Fu qualche mese prima che Berlusconi cadesse - non
il berlusconismo, quello grazie a Dio è ancora in piedi vivo e vegeto - che
molti iniziarono a chiedersi chi, dopo quell'imprenditore tanto bravo quanto
carismatico, avesse preso il suo posto, continuando le sue storiche battaglie
per migliorare l'Italia. La scelta del
partito, o quanto meno di gran parte di esso, ricadde su Angelino Alfano,
giovane delfino di Berlusconi molto promettente e dalle ìdee chiare.
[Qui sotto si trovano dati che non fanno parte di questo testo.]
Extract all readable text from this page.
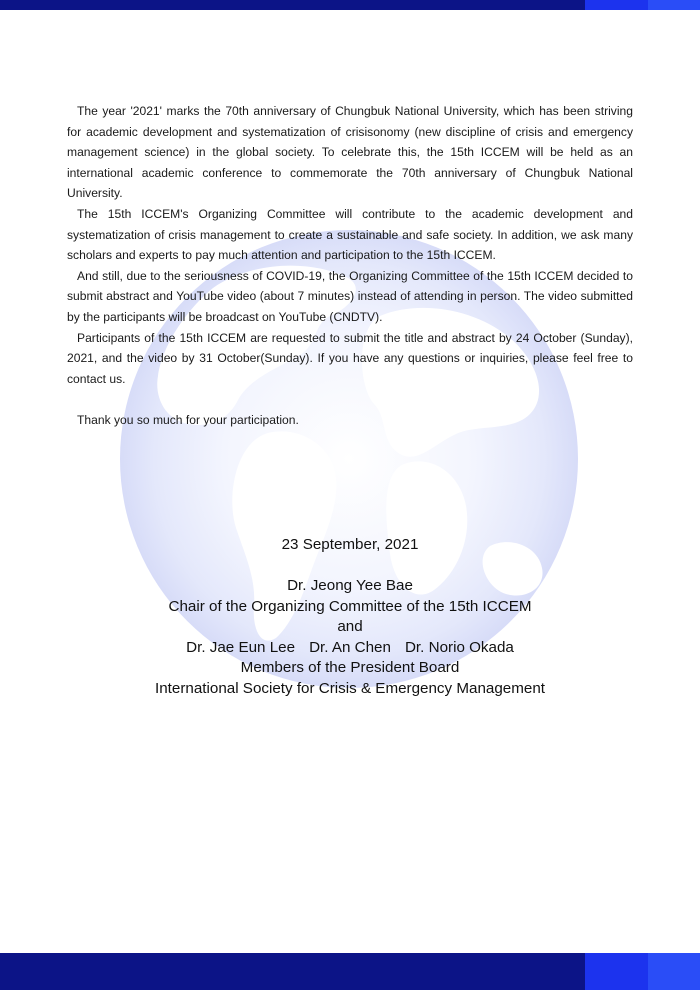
The year '2021' marks the 70th anniversary of Chungbuk National University, which has been striving for academic development and systematization of crisisonomy (new discipline of crisis and emergency management science) in the global society. To celebrate this, the 15th ICCEM will be held as an international academic conference to commemorate the 70th anniversary of Chungbuk National University.

The 15th ICCEM's Organizing Committee will contribute to the academic development and systematization of crisis management to create a sustainable and safe society. In addition, we ask many scholars and experts to pay much attention and participation to the 15th ICCEM.

And still, due to the seriousness of COVID-19, the Organizing Committee of the 15th ICCEM decided to submit abstract and YouTube video (about 7 minutes) instead of attending in person. The video submitted by the participants will be broadcast on YouTube (CNDTV).

Participants of the 15th ICCEM are requested to submit the title and abstract by 24 October (Sunday), 2021, and the video by 31 October(Sunday). If you have any questions or inquiries, please feel free to contact us.

Thank you so much for your participation.

23 September, 2021
Dr. Jeong Yee Bae
Chair of the Organizing Committee of the 15th ICCEM
and
Dr. Jae Eun Lee Dr. An Chen Dr. Norio Okada
Members of the President Board
International Society for Crisis & Emergency Management
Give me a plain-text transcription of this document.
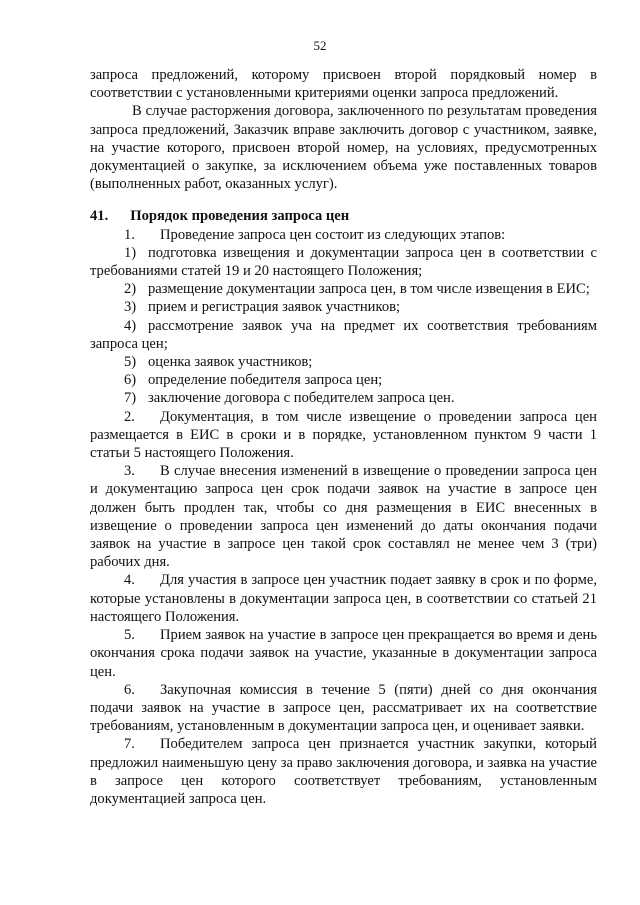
52

запроса предложений, которому присвоен второй порядковый номер в соответствии с установленными критериями оценки запроса предложений.

В случае расторжения договора, заключенного по результатам проведения запроса предложений, Заказчик вправе заключить договор с участником, заявке, на участие которого, присвоен второй номер, на условиях, предусмотренных документацией о закупке, за исключением объема уже поставленных товаров (выполненных работ, оказанных услуг).

41. Порядок проведения запроса цен

1. Проведение запроса цен состоит из следующих этапов:

1) подготовка извещения и документации запроса цен в соответствии с требованиями статей 19 и 20 настоящего Положения;

2) размещение документации запроса цен, в том числе извещения в ЕИС;

3) прием и регистрация заявок участников;

4) рассмотрение заявок уча на предмет их соответствия требованиям запроса цен;

5) оценка заявок участников;

6) определение победителя запроса цен;

7) заключение договора с победителем запроса цен.

2. Документация, в том числе извещение о проведении запроса цен размещается в ЕИС в сроки и в порядке, установленном пунктом 9 части 1 статьи 5 настоящего Положения.

3. В случае внесения изменений в извещение о проведении запроса цен и документацию запроса цен срок подачи заявок на участие в запросе цен должен быть продлен так, чтобы со дня размещения в ЕИС внесенных в извещение о проведении запроса цен изменений до даты окончания подачи заявок на участие в запросе цен такой срок составлял не менее чем 3 (три) рабочих дня.

4. Для участия в запросе цен участник подает заявку в срок и по форме, которые установлены в документации запроса цен, в соответствии со статьей 21 настоящего Положения.

5. Прием заявок на участие в запросе цен прекращается во время и день окончания срока подачи заявок на участие, указанные в документации запроса цен.

6. Закупочная комиссия в течение 5 (пяти) дней со дня окончания подачи заявок на участие в запросе цен, рассматривает их на соответствие требованиям, установленным в документации запроса цен, и оценивает заявки.

7. Победителем запроса цен признается участник закупки, который предложил наименьшую цену за право заключения договора, и заявка на участие в запросе цен которого соответствует требованиям, установленным документацией запроса цен.
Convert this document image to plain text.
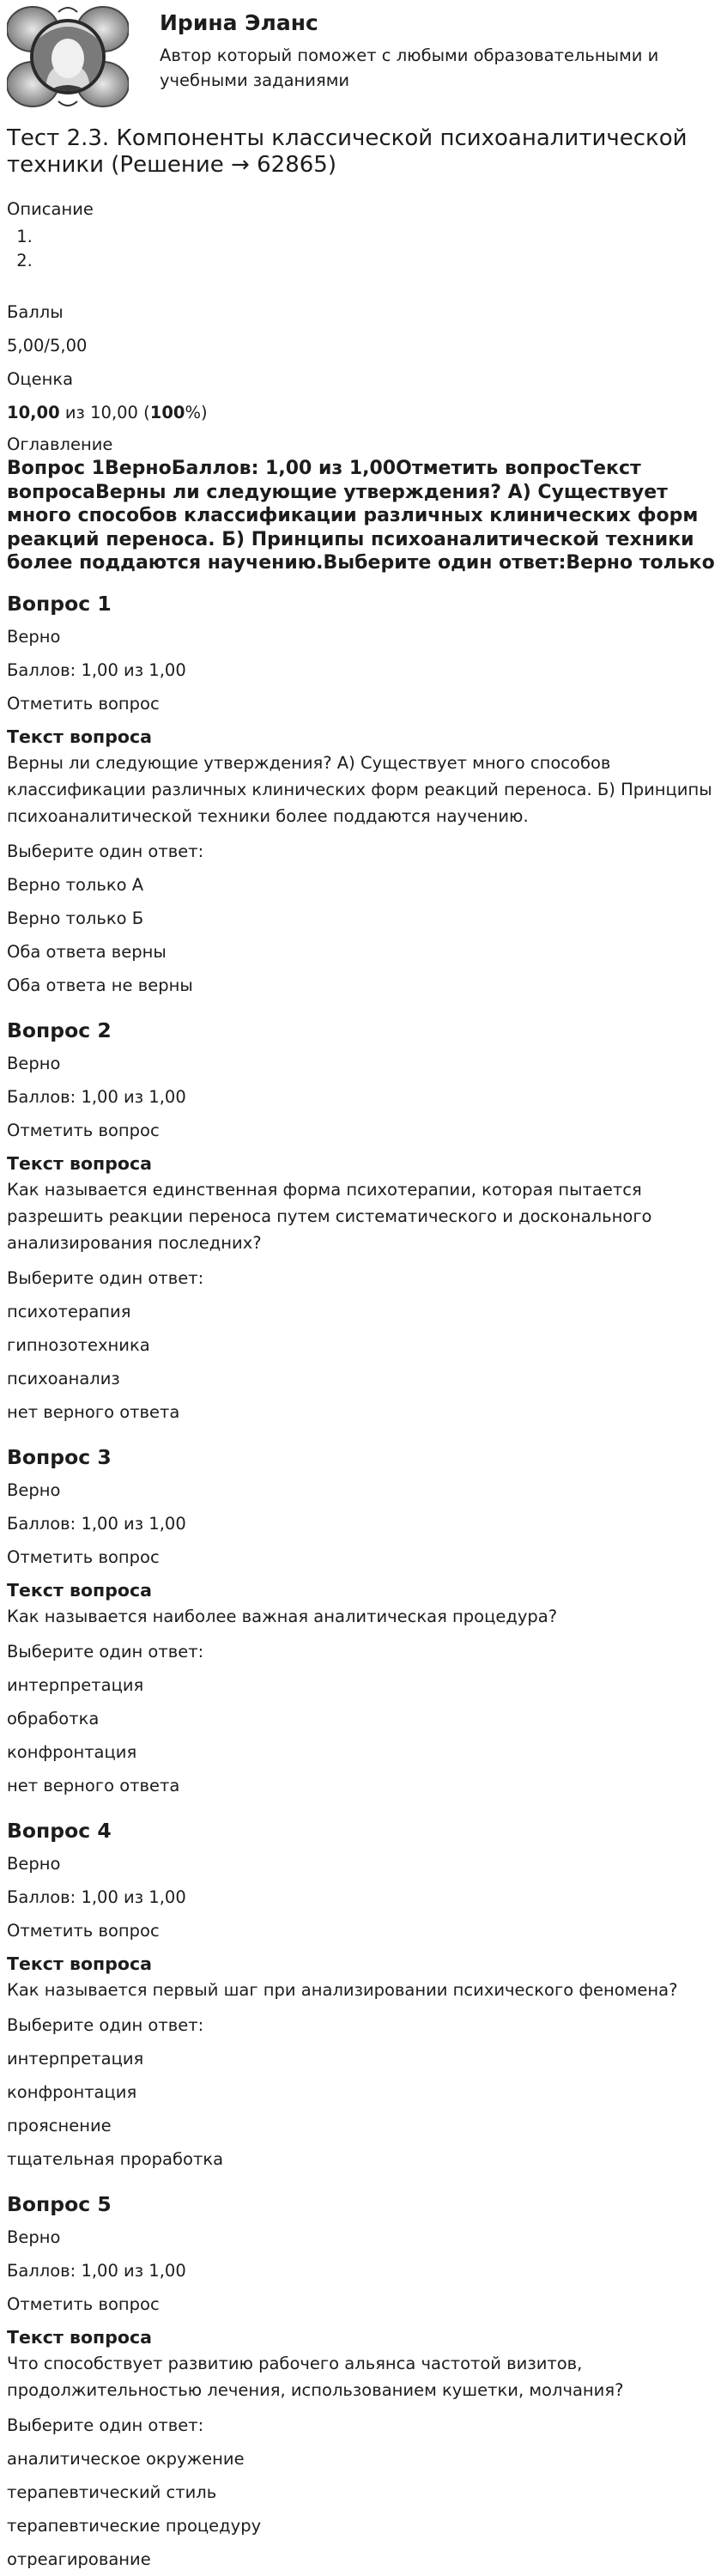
Ирина Эланс

Автор который поможет с любыми образовательными и учебными заданиями

Тест 2.3. Компоненты классической психоаналитической техники (Решение → 62865)
Описание
1.
2.

Баллы

5,00/5,00

Оценка

10,00 из 10,00 (100%)

Оглавление

Вопрос 1ВерноБаллов: 1,00 из 1,00Отметить вопросТекст вопросаВерны ли следующие утверждения? А) Существует много способов классификации различных клинических форм реакций переноса. Б) Принципы психоаналитической техники более поддаются научению.Выберите один ответ:Верно только

Вопрос 1

Верно

Баллов: 1,00 из 1,00

Отметить вопрос

Текст вопроса

Верны ли следующие утверждения? А) Существует много способов классификации различных клинических форм реакций переноса. Б) Принципы психоаналитической техники более поддаются научению.

Выберите один ответ:

Верно только А
Верно только Б
Оба ответа верны
Оба ответа не верны
Вопрос 2

Верно

Баллов: 1,00 из 1,00

Отметить вопрос

Текст вопроса

Как называется единственная форма психотерапии, которая пытается разрешить реакции переноса путем систематического и доскональногo анализирования последних?

Выберите один ответ:

психотерапия
гипнозотехника
психоанализ
нет верного ответа
Вопрос 3

Верно

Баллов: 1,00 из 1,00

Отметить вопрос

Текст вопроса

Как называется наиболее важная аналитическая процедура?

Выберите один ответ:

интерпретация
обработка
конфронтация
нет верного ответа
Вопрос 4

Верно

Баллов: 1,00 из 1,00

Отметить вопрос

Текст вопроса

Как называется первый шаг при анализировании психического феномена?

Выберите один ответ:

интерпретация
конфронтация
прояснение
тщательная проработка
Вопрос 5

Верно

Баллов: 1,00 из 1,00

Отметить вопрос

Текст вопроса

Что способствует развитию рабочего альянса частотой визитов, продолжительностью лечения, использованием кушетки, молчания?

Выберите один ответ:

аналитическое окружение
терапевтический стиль
терапевтические процедуру
отреагирование
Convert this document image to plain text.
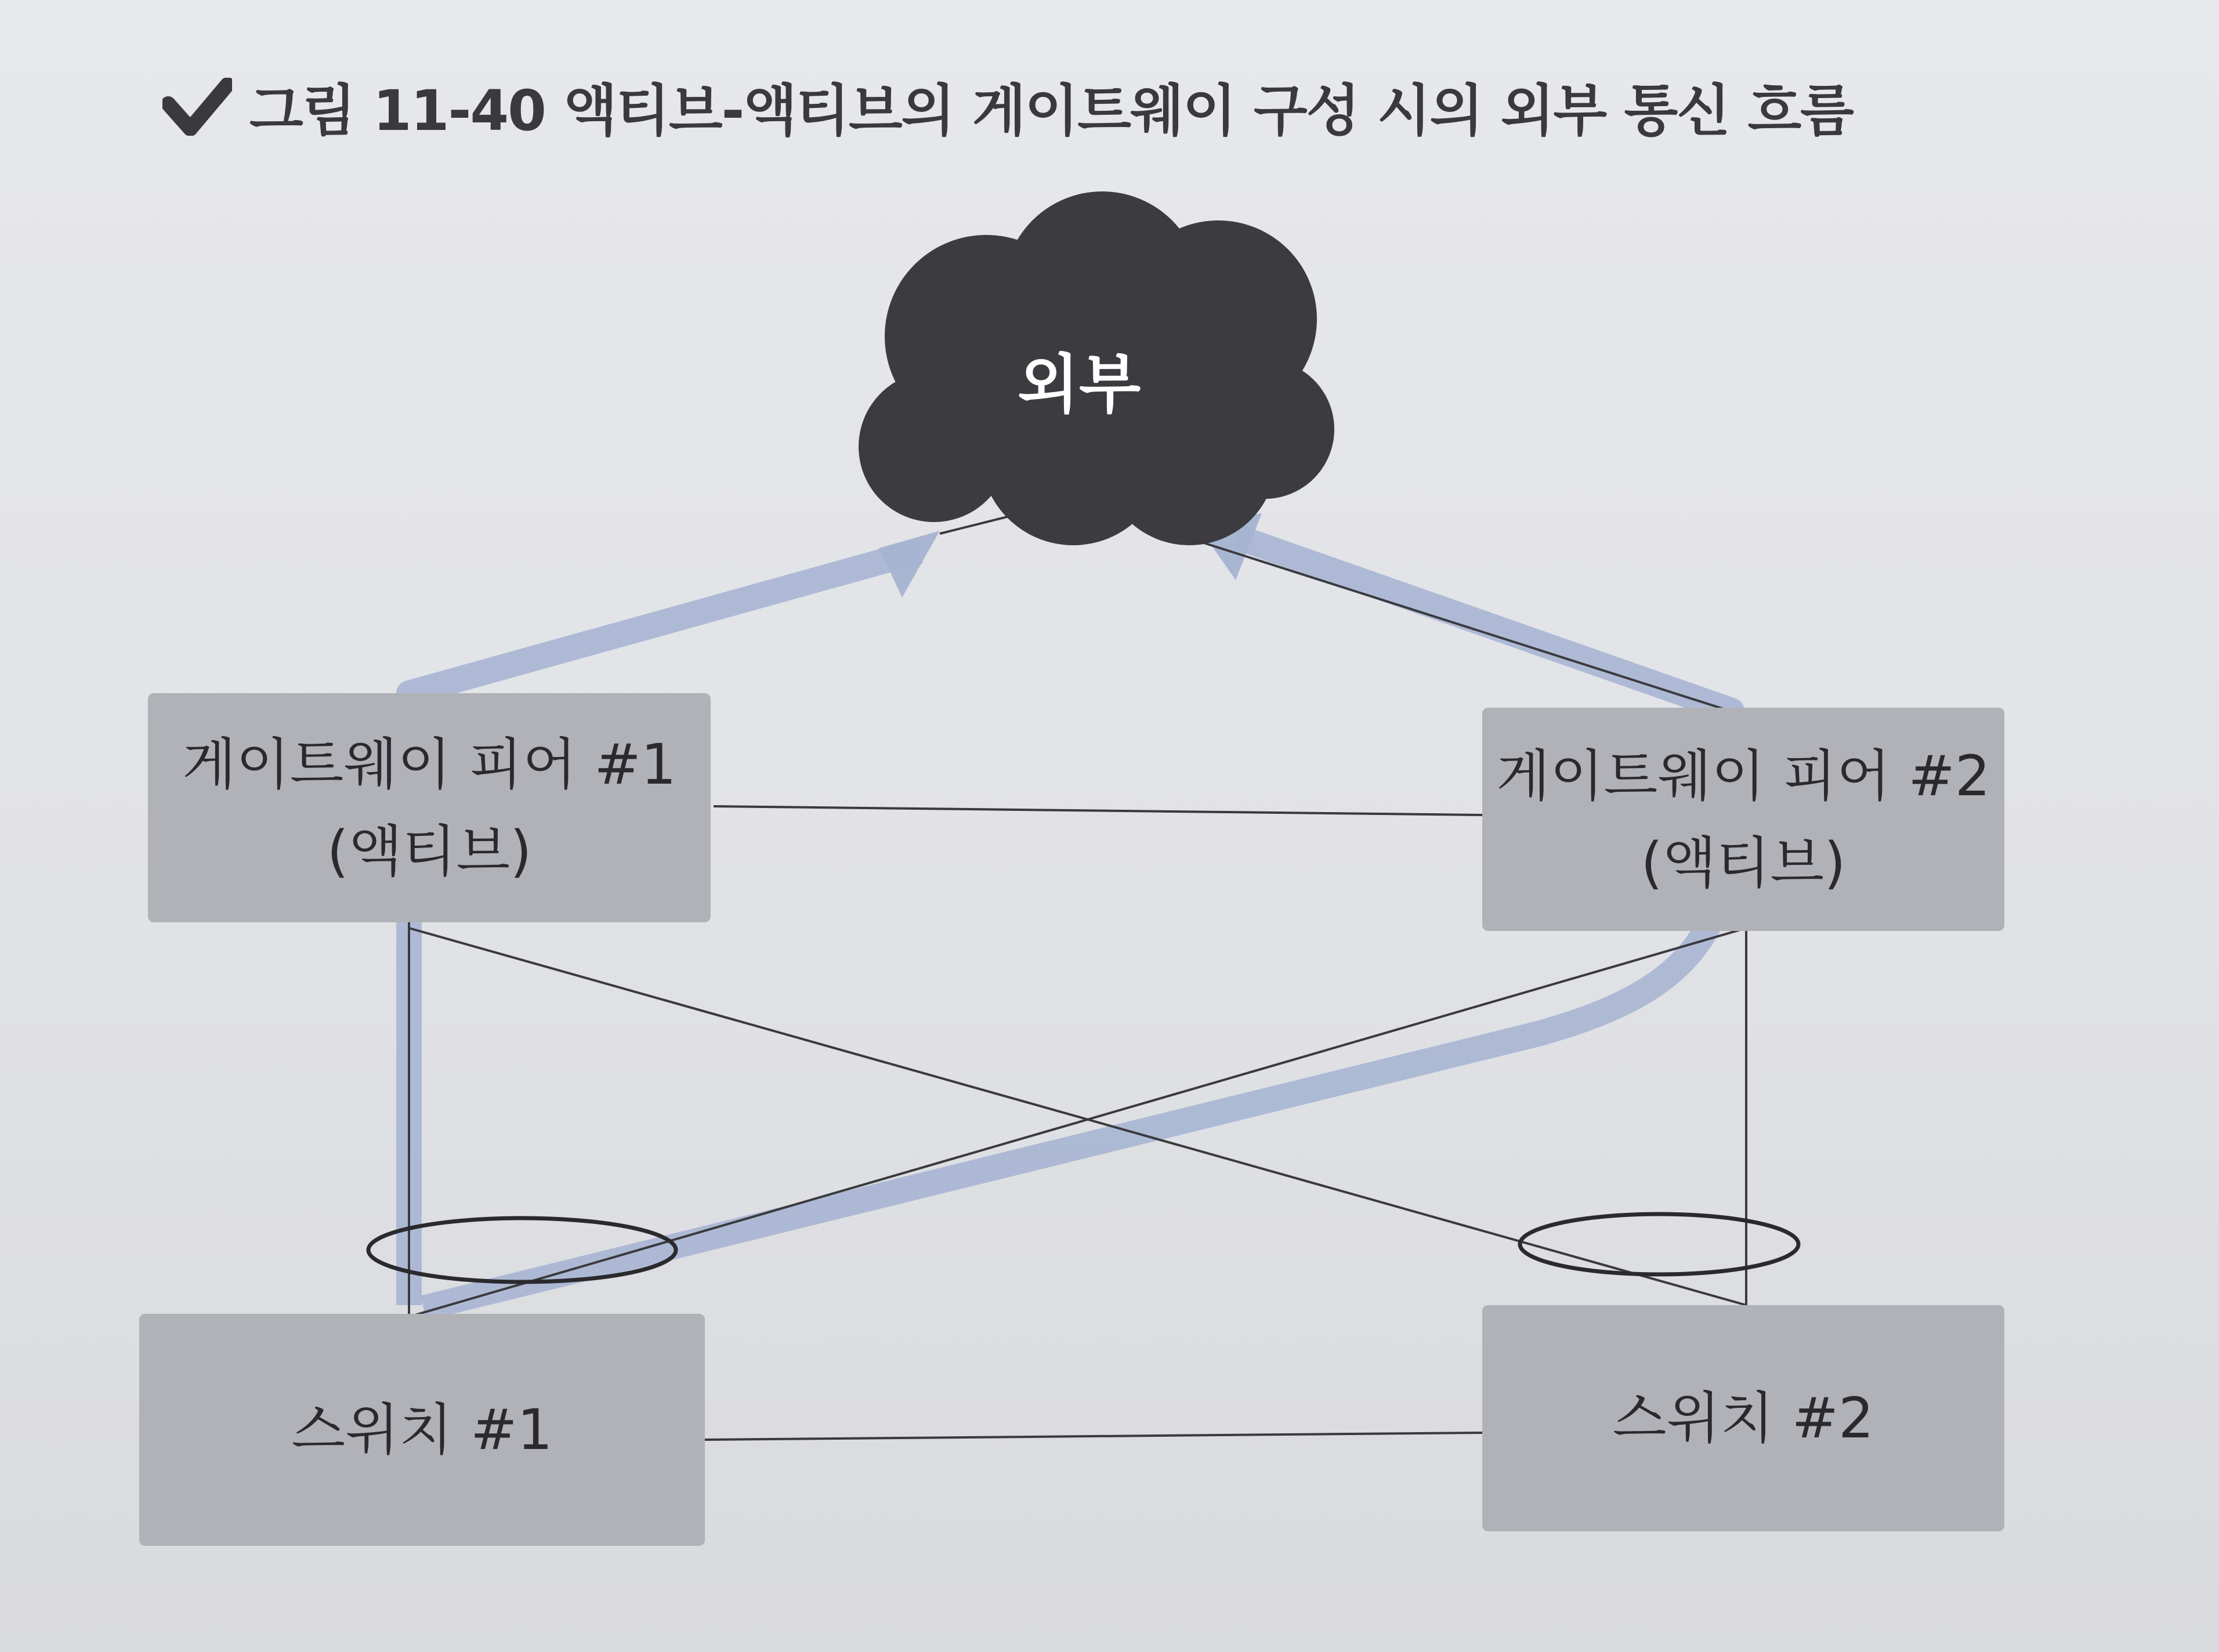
그림 11-40 액티브-액티브의 게이트웨이 구성 시의 외부 통신 흐름
외부
게이트웨이 피어 #1
(액티브)
게이트웨이 피어 #2
(액티브)
스위치 #1	스위치 #2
Il sigillo
di quell'investitura fu la nomina a segretario politico di quello che era
ancora il primo partito italiano.
Da quel dì sono passati molti mesi, è cambiato un
Governo e, soprattutto, è mutato il quadro politico oltre che quello sociale
di un'Italia che se prima arrivava con fatica alla terza settimana, ora arriva
a stento alla seconda. In questo contesto a dir poco catastrofico, però, il
bravo Angelino non è riuscito a fare quello che tutti si aspettavano, restando
prigioniero delle correnti che ancor prima della sua nomina avevano dilaniato
il Pdl e non riuscendo, dunque, a dare al partito quella scossa che serviva per
rilanciare un'immagine ormai vittima degli scandali sessuali che avevano
accompagnato gli ultimi due anni del Berlusconi quater. Molto bene, si potrebbe
obiettare che sotto la guida Alfano il partito ha intrapreso un processo di
democratizzazione che serviva per uscire dall'era del leader carismatico padre
e padrone. E si potrebbero anche ricordare i numerosi congressi svoltisi in
tutta Italia e le primarie per la scelta dei candidati sindaci di alcune città
che si apprestano a rinnovare le amministrazioni comunali. Magnifico, ma questo
non basta, non e' bastato - lampante prova sono i sondaggi che vedono il Pdl in
caduta libera - e non basterà. Perché il Pdl, come tutti gli altri partiti,
potrà fare mille primarie e due mila congressi, potrà riunire cento volte
l'ufficio di presidenza e discutere per ore la giusta linea da seguire. Ma fino
a che non tornerà tra la gente a sentire quali sono i veri bisogni, a toccare
con mano la realtà di chi ormai fatica a mettere in tavola un piatto di
minestra ogni giorno, tutto sarà vano. E' forse questa la chiave di volta
dell'era Alfano? E' forse questo che il segretario del Pdl e i colonnelli del
partito non hanno capito? Senza dubbio e' così. Ecco perché diventa inevitabile
chiedersi se non era meglio quando si stava peggio, se il partito era più coeso
e razionale quando Berlusconi era a capo del Governo e del partito. Ci sono
molte probabilità che la risposta a questi due quesiti sia positiva, così come
ci sono buone speranze che Berlusconi abbandoni il ruolo di regista, che non
gli calza così a pennello, e torni a fare il protagonista della nuova stagione
politica. E' molto difficile che il partito, spinto dalla errata convizione che
questo rappresenti un passo indietro, possa accettare questa eventualità. Ma
non è così. Anzi, sarebbe un grande passo avanti, perché un ritorno di
Berlusconi sarebbe qualcosa di molto simile alla vendetta del Conte di
Montecristo. Almeno si farebbe un po' di pulizia in un partito dove le idee
sono ormai ai margini, confinate dai giochi di potere indegni di chi ha
contribuito a ridurre la politica in fin di vita.